Formed on the day of Pentecost in Acts 2, this new community of Jesus followers “devoted themselves to the apostles’ teaching and fellowship, to the breaking of bread and the prayers” (Acts 2:42). While it is possible to understand the breaking of bread and prayers as categories under the heading of “fellowship,” the word “fellowship” also encompasses more than the breaking of bread and the prayers.

The word fellowship, though it includes those bonds that hold a community together, also refers to the material and physical dimensions of shared life together.  They broke bread together, and they prayed together, and they also shared their possessions with each other.

Luke says this early community devoted itself to fellowship and then tells us that “all who believed were together and had all things in common” (Acts 2:44).  The word “fellowship” and “common” are from the same Greek root. This community shared their resources with each other, particularly as each had need. It does not mean they held their property in common but that their fellowship was such that they let go of their property in order to meet the needs of fellow-believers. In this sense, “no one claimed private ownership of any possessions, but everything they owned was held in common” (Acts 4:32).

They sold their possessions in order to distribute to the needy in their community. Just as Jesus taught his disciples, they sold their possessions and gave to the poor (Luke 12:33; 14:33) so that no one among them had any material need. In this way, renewed Israel also remained faithful  to the Torah which taught that there should be no needy among the people. This included the needs of aliens and immigrants to the land, and Israel was called to share with them as well as their own families and nation. The goal to meet all needs in the land not only included their own kin but also aliens who lived in the land with them (Deuteronomy 26:12).
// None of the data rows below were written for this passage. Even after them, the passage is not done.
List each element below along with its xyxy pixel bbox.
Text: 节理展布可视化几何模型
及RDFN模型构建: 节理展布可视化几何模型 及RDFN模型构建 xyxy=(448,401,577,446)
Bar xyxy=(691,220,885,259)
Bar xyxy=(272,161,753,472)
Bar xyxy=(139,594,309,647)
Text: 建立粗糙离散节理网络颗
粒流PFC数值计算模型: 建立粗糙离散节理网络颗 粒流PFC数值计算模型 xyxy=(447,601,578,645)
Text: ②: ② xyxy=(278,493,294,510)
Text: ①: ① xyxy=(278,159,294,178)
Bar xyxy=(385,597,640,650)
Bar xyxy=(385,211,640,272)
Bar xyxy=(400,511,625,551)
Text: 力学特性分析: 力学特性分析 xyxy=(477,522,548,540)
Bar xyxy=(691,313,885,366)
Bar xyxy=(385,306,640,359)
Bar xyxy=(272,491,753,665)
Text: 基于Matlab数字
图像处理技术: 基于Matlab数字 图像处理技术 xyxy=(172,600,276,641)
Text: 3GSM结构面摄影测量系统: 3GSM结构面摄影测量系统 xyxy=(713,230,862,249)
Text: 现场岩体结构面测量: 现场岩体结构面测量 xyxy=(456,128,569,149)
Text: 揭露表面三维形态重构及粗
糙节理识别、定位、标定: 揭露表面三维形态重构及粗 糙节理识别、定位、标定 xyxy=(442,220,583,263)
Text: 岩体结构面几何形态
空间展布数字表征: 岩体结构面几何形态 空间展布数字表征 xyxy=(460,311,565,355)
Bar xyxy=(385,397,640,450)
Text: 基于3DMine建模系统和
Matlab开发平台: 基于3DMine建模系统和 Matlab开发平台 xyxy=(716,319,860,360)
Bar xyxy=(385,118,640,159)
While “fellowship” is often conceived in terms of spiritual bonds and relationships—and those are part of fellowship, the disciples in the early church were committed to sharing their material goods and possessions with each other as they had need so that no one went hungry or went without basic human needs.

In other words, fellowship in the early church was material, physical, and concrete. It was no mere hand shake and see you later as we each retreat to our homes, but it involved a shared life together, including shared possessions, shared meals, and shared prayers. It was authentic community with deep compassion for each other’s material needs. And, as disciples of Jesus, they were willing to sell their possessions—to divest themselves of their own security and comfort—in order to provide for those who needed what they had.

The fellowship of the early church was tangible and compassionate. This shared life—where people were willing to sell what they had so that others might have what they need—characterized their communal life, and, as a result, people were attracted to them and their community grew.